As outlined above, IFNγ-inducible genes in the brain drive sociability (which has been used to predict increased reproduction¹⁰⁵) and aggregation⁴¹. Thus, it is conceivable that viral induction of pro-social genes that are regulated by IFNγ in the brain would increase social interactions between the host and its conspecifics, benefiting the spread of the viral genome. Higher-order species have evolved means for IFNγ to also promote inflammation and therefore combat viruses more efficiently. This would ensure that an anti-pathogen response is promoted during the periods of aggregation needed for the survival of a species.

To further investigate this possibility, brain transcriptomes of rats, mice, zebrafish and flies housed in social or isolated conditions were analysed⁴¹. In the social condition, organisms exhibited increased expression of IFNγ-inducible genes, even in the absence of infection. This remained true even in flies, which have the primordial Janus kinase (JAK)–STAT signalling pathway but lack IFNγ itself and adaptive immunity (both of which developed more recently with the evolution of jawed vertebrates).

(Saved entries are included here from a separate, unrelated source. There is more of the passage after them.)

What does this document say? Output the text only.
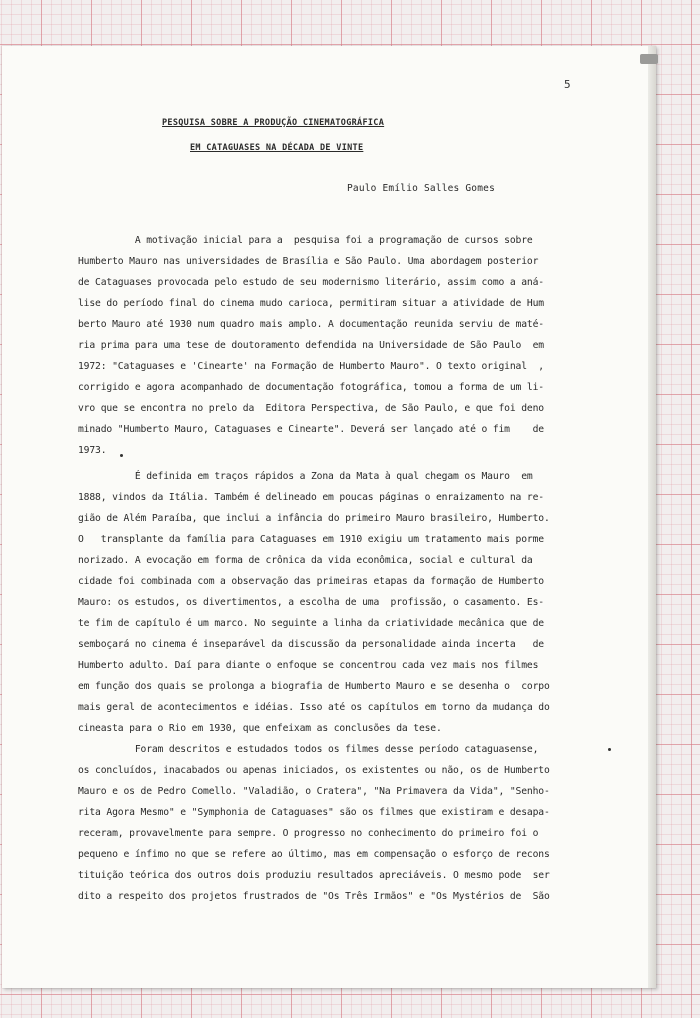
5
PESQUISA SOBRE A PRODUÇÃO CINEMATOGRÁFICA
EM CATAGUASES NA DÉCADA DE VINTE
Paulo Emílio Salles Gomes
A motivação inicial para a  pesquisa foi a programação de cursos sobre
Humberto Mauro nas universidades de Brasília e São Paulo. Uma abordagem posterior
de Cataguases provocada pelo estudo de seu modernismo literário, assim como a aná-
lise do período final do cinema mudo carioca, permitiram situar a atividade de Hum
berto Mauro até 1930 num quadro mais amplo. A documentação reunida serviu de maté-
ria prima para uma tese de doutoramento defendida na Universidade de São Paulo  em
1972: "Cataguases e 'Cinearte' na Formação de Humberto Mauro". O texto original  ,
corrigido e agora acompanhado de documentação fotográfica, tomou a forma de um li-
vro que se encontra no prelo da  Editora Perspectiva, de São Paulo, e que foi deno
minado "Humberto Mauro, Cataguases e Cinearte". Deverá ser lançado até o fim    de
1973.
É definida em traços rápidos a Zona da Mata à qual chegam os Mauro  em
1888, vindos da Itália. Também é delineado em poucas páginas o enraizamento na re-
gião de Além Paraíba, que inclui a infância do primeiro Mauro brasileiro, Humberto.
O   transplante da família para Cataguases em 1910 exigiu um tratamento mais porme
norizado. A evocação em forma de crônica da vida econômica, social e cultural da
cidade foi combinada com a observação das primeiras etapas da formação de Humberto
Mauro: os estudos, os divertimentos, a escolha de uma  profissão, o casamento. Es-
te fim de capítulo é um marco. No seguinte a linha da criatividade mecânica que de
semboçará no cinema é inseparável da discussão da personalidade ainda incerta   de
Humberto adulto. Daí para diante o enfoque se concentrou cada vez mais nos filmes
em função dos quais se prolonga a biografia de Humberto Mauro e se desenha o  corpo
mais geral de acontecimentos e idéias. Isso até os capítulos em torno da mudança do
cineasta para o Rio em 1930, que enfeixam as conclusões da tese.
Foram descritos e estudados todos os filmes desse período cataguasense,
os concluídos, inacabados ou apenas iniciados, os existentes ou não, os de Humberto
Mauro e os de Pedro Comello. "Valadião, o Cratera", "Na Primavera da Vida", "Senho-
rita Agora Mesmo" e "Symphonia de Cataguases" são os filmes que existiram e desapa-
receram, provavelmente para sempre. O progresso no conhecimento do primeiro foi o
pequeno e ínfimo no que se refere ao último, mas em compensação o esforço de recons
tituição teórica dos outros dois produziu resultados apreciáveis. O mesmo pode  ser
dito a respeito dos projetos frustrados de "Os Três Irmãos" e "Os Mystérios de  São
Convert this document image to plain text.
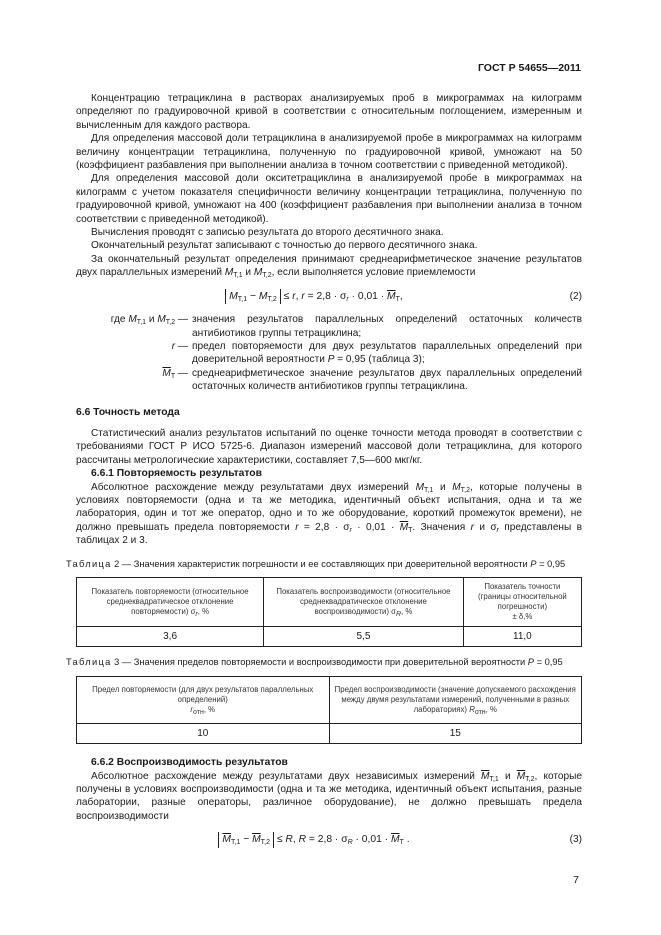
ГОСТ Р 54655—2011

Концентрацию тетрациклина в растворах анализируемых проб в микрограммах на килограмм определяют по градуировочной кривой в соответствии с относительным поглощением, измеренным и вычисленным для каждого раствора.

Для определения массовой доли тетрациклина в анализируемой пробе в микрограммах на килограмм величину концентрации тетрациклина, полученную по градуировочной кривой, умножают на 50 (коэффициент разбавления при выполнении анализа в точном соответствии с приведенной методикой).

Для определения массовой доли окситетрациклина в анализируемой пробе в микрограммах на килограмм с учетом показателя специфичности величину концентрации тетрациклина, полученную по градуировочной кривой, умножают на 400 (коэффициент разбавления при выполнении анализа в точном соответствии с приведенной методикой).

Вычисления проводят с записью результата до второго десятичного знака.

Окончательный результат записывают с точностью до первого десятичного знака.

За окончательный результат определения принимают среднеарифметическое значение результатов двух параллельных измерений $M_{Т,1}$ и $M_{Т,2}$, если выполняется условие приемлемости

$M_{Т,1} - M_{Т,2} \le r$, $r = 2,8 \cdot \sigma_r \cdot 0,01 \cdot \overline{M}_Т$,	(2)
где $M_{Т,1}$ и $M_{Т,2}$ — значения результатов параллельных определений остаточных количеств антибиотиков группы тетрациклина;
r — предел повторяемости для двух результатов параллельных определений при доверительной вероятности P = 0,95 (таблица 3);
$\overline{M}_Т$ — среднеарифметическое значение результатов двух параллельных определений остаточных количеств антибиотиков группы тетрациклина.
6.6 Точность метода

Статистический анализ результатов испытаний по оценке точности метода проводят в соответствии с требованиями ГОСТ Р ИСО 5725-6. Диапазон измерений массовой доли тетрациклина, для которого рассчитаны метрологические характеристики, составляет 7,5—600 мкг/кг.

6.6.1 Повторяемость результатов

Абсолютное расхождение между результатами двух измерений $M_{Т,1}$ и $M_{Т,2}$, которые получены в условиях повторяемости (одна и та же методика, идентичный объект испытания, одна и та же лаборатория, один и тот же оператор, одно и то же оборудование, короткий промежуток времени), не должно превышать предела повторяемости $r = 2,8 \cdot \sigma_r \cdot 0,01 \cdot \overline{M}_Т$. Значения r и $\sigma_r$ представлены в таблицах 2 и 3.

Таблица 2 — Значения характеристик погрешности и ее составляющих при доверительной вероятности P = 0,95
Показатель повторяемости (относительное среднеквадратическое отклонение повторяемости) $\sigma_r$, %	Показатель воспроизводимости (относительное среднеквадратическое отклонение воспроизводимости) $\sigma_R$, %	Показатель точности (границы относительной погрешности)
± δ,%
3,6	5,5	11,0
Таблица 3 — Значения пределов повторяемости и воспроизводимости при доверительной вероятности P = 0,95
Предел повторяемости (для двух результатов параллельных определений)
$r_{отн}$, %	Предел воспроизводимости (значение допускаемого расхождения между двумя результатами измерений, полученными в разных лабораториях) $R_{отн}$, %
10	15
6.6.2 Воспроизводимость результатов

Абсолютное расхождение между результатами двух независимых измерений $\overline{M}_{Т,1}$ и $\overline{M}_{Т,2}$, которые получены в условиях воспроизводимости (одна и та же методика, идентичный объект испытания, разные лаборатории, разные операторы, различное оборудование), не должно превышать предела воспроизводимости

$\overline{M}_{Т,1} - \overline{M}_{Т,2} \le R$, $R = 2,8 \cdot \sigma_R \cdot 0,01 \cdot \overline{M}_Т$ .	(3)
7
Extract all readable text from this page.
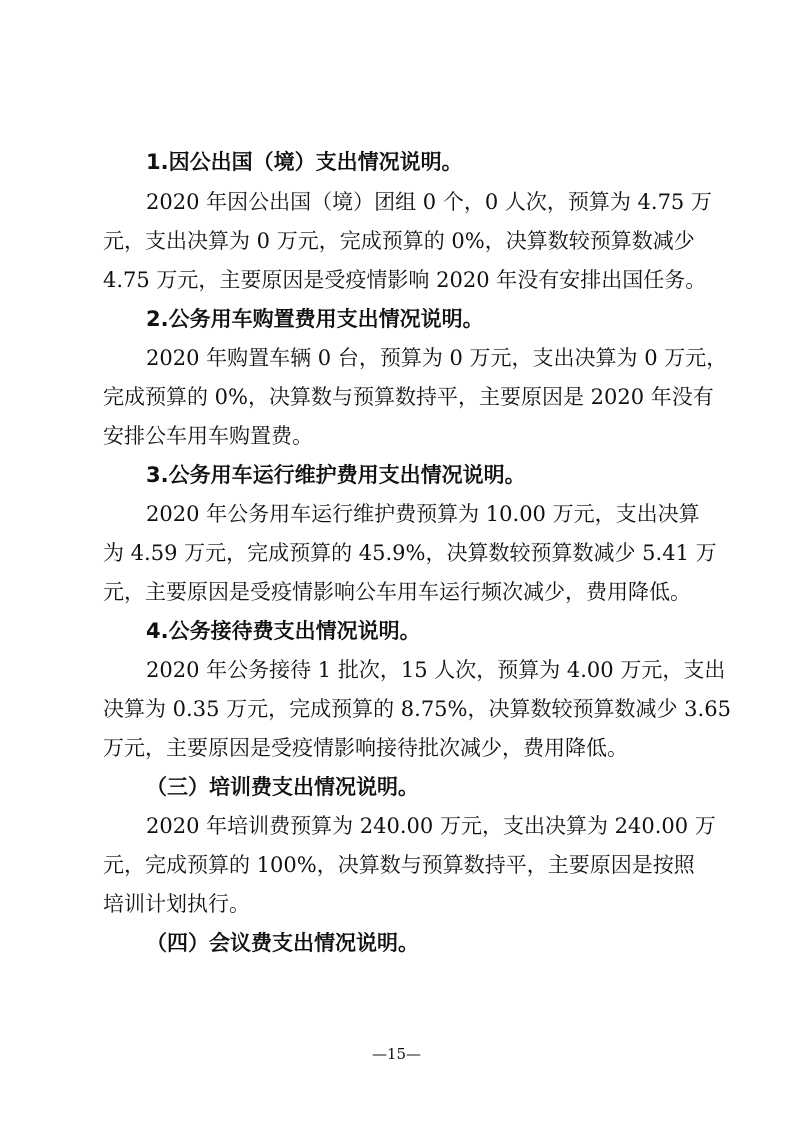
1.因公出国（境）支出情况说明。
2020 年因公出国（境）团组 0 个，0 人次，预算为 4.75 万
元，支出决算为 0 万元，完成预算的 0%，决算数较预算数减少
4.75 万元，主要原因是受疫情影响 2020 年没有安排出国任务。
2.公务用车购置费用支出情况说明。
2020 年购置车辆 0 台，预算为 0 万元，支出决算为 0 万元，
完成预算的 0%，决算数与预算数持平，主要原因是 2020 年没有
安排公车用车购置费。
3.公务用车运行维护费用支出情况说明。
2020 年公务用车运行维护费预算为 10.00 万元，支出决算
为 4.59 万元，完成预算的 45.9%，决算数较预算数减少 5.41 万
元，主要原因是受疫情影响公车用车运行频次减少，费用降低。
4.公务接待费支出情况说明。
2020 年公务接待 1 批次，15 人次，预算为 4.00 万元，支出
决算为 0.35 万元，完成预算的 8.75%，决算数较预算数减少 3.65
万元，主要原因是受疫情影响接待批次减少，费用降低。
（三）培训费支出情况说明。
2020 年培训费预算为 240.00 万元，支出决算为 240.00 万
元，完成预算的 100%，决算数与预算数持平，主要原因是按照
培训计划执行。
（四）会议费支出情况说明。
—15—
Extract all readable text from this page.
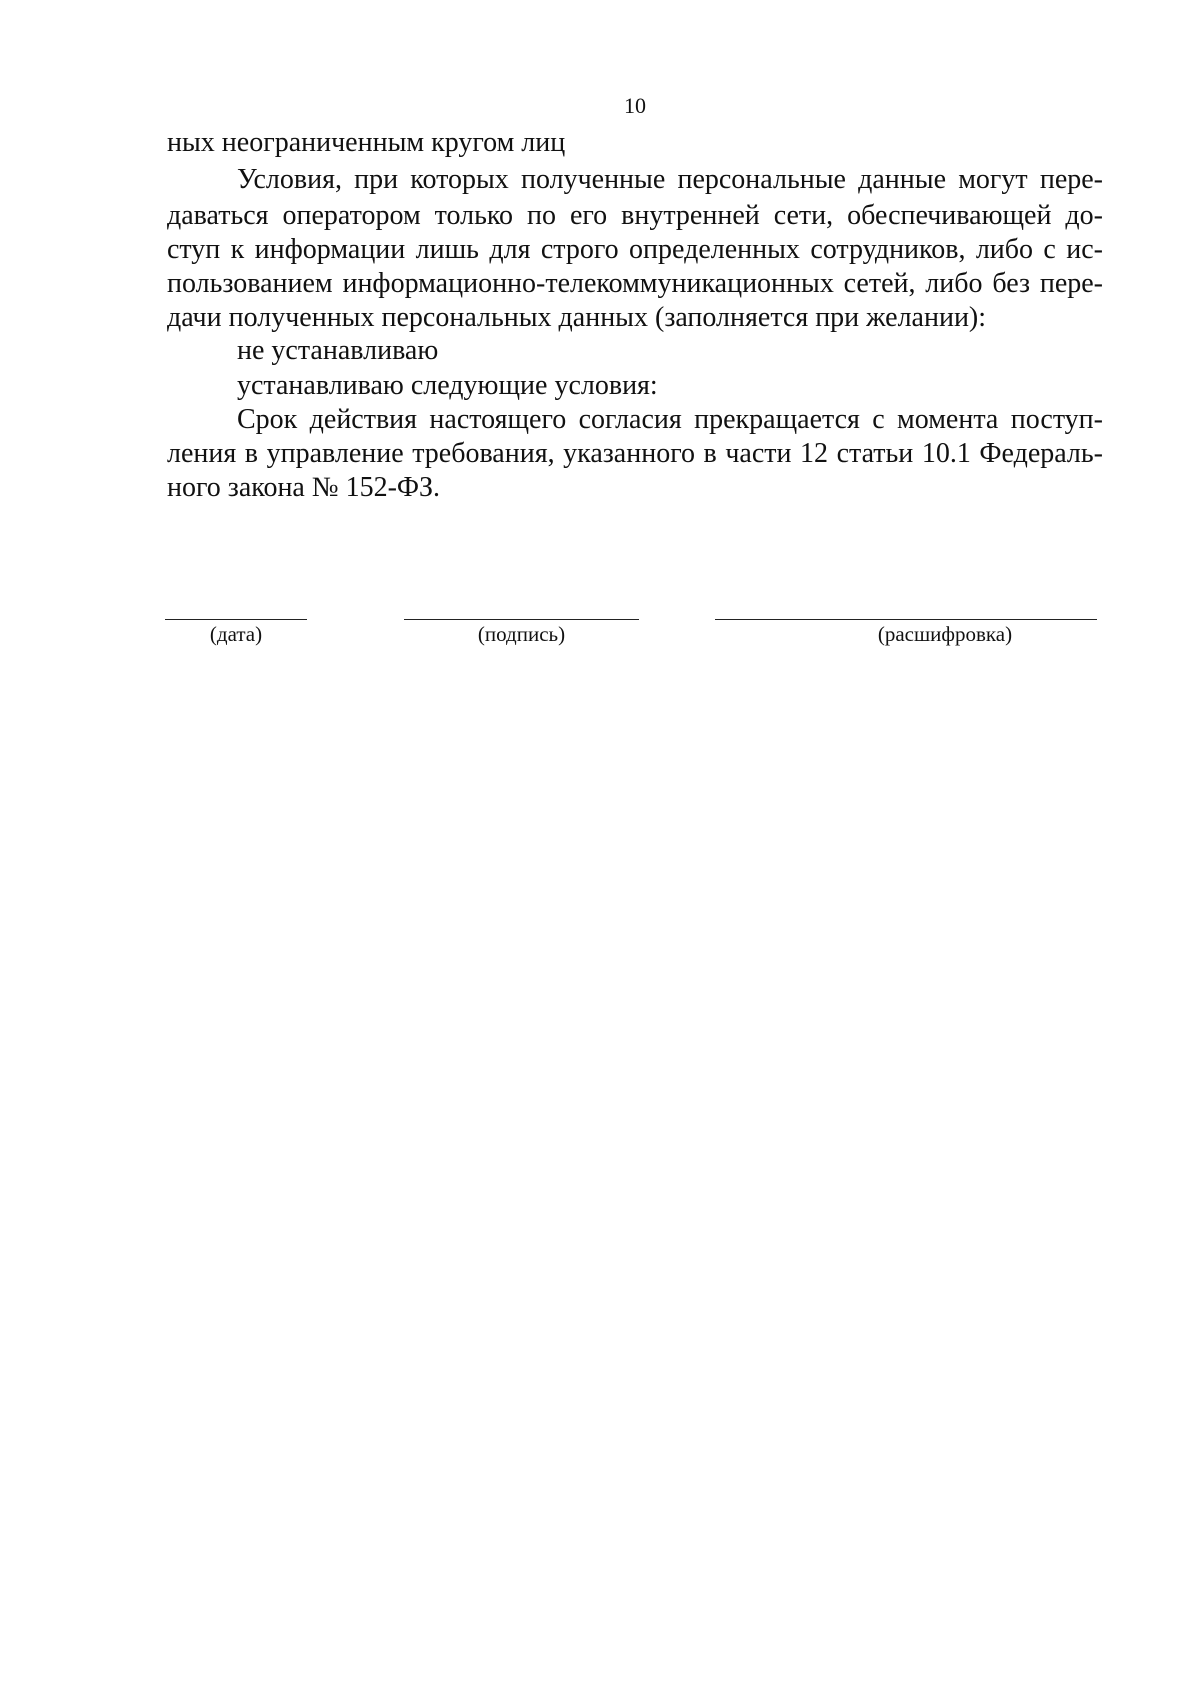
10
ных неограниченным кругом лиц
Условия, при которых полученные персональные данные могут пере-
даваться оператором только по его внутренней сети, обеспечивающей до-
ступ к информации лишь для строго определенных сотрудников, либо с ис-
пользованием информационно-телекоммуникационных сетей, либо без пере-
дачи полученных персональных данных (заполняется при желании):
не устанавливаю
устанавливаю следующие условия:
Срок действия настоящего согласия прекращается с момента поступ-
ления в управление требования, указанного в части 12 статьи 10.1 Федераль-
ного закона № 152-ФЗ.
(дата)	(подпись)	(расшифровка)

Overall, if transposed ERVs enhanced the social behaviour of the host by upregulating social genes (such as IFNγ-dependent pro-social genes), both the social fitness of the organism and the probability of vertical transfer of the ERV sequence would be increased. Furthermore, by evolving an immune IFNγ signalling pathway that is more efficient, organisms remain social while mounting a more effective antiviral response (FIG. 4). Future work is needed to assess how IFNγ fits into this evolutionary interaction between pathogens and host regarding social behaviour and the anti-pathogen response. For example, mapping the genes that are necessary for IFNγ-driven pro-social behaviour and identifying which of these intersect with genes that are involved in the IFNγ-dependent immune response will be important to understand how IFNγ might have evolved to influence these two important functions.

Concluding remarks

Immune cells and their derived molecules can have a prodigious effect on behaviour. Some of the relevant signalling pathways that culminate in the expressions of these effects, such as sickness behaviour, have been well studied, but the mechanisms by which most immune cell-derived molecules affect behaviour are unclear. More than 100 different molecules with ‘cytokine’ activity are currently known, and immune cells produce numerous neuroactive compounds, including neurotransmitters and neuromodulators. This abundant pool of immune agents constitutes a huge potential reservoir through which immune cells and their derived molecules can globally or selectively influence neural circuits. Many fundamental questions in neuroimmunology remain unanswered. What is the precise nature of the protective and the detrimental functions of T cells and of their effects on recovery from CNS disease or injury? Besides T cells, are there other meningeal immune cells that can signal to neurons? If so, how do these signals gain access to the parenchyma? How rapidly can these signals operate? Are all neural circuits amenable to modulation by immune molecules? Can disruption of neuroimmune communications alter disease progression?

Finding the answers to these questions will provide a more profound understanding of the interactions between the immune and the nervous systems and will open new doors for the development of novel therapeutic modalities that target the immune system and benefit the brain.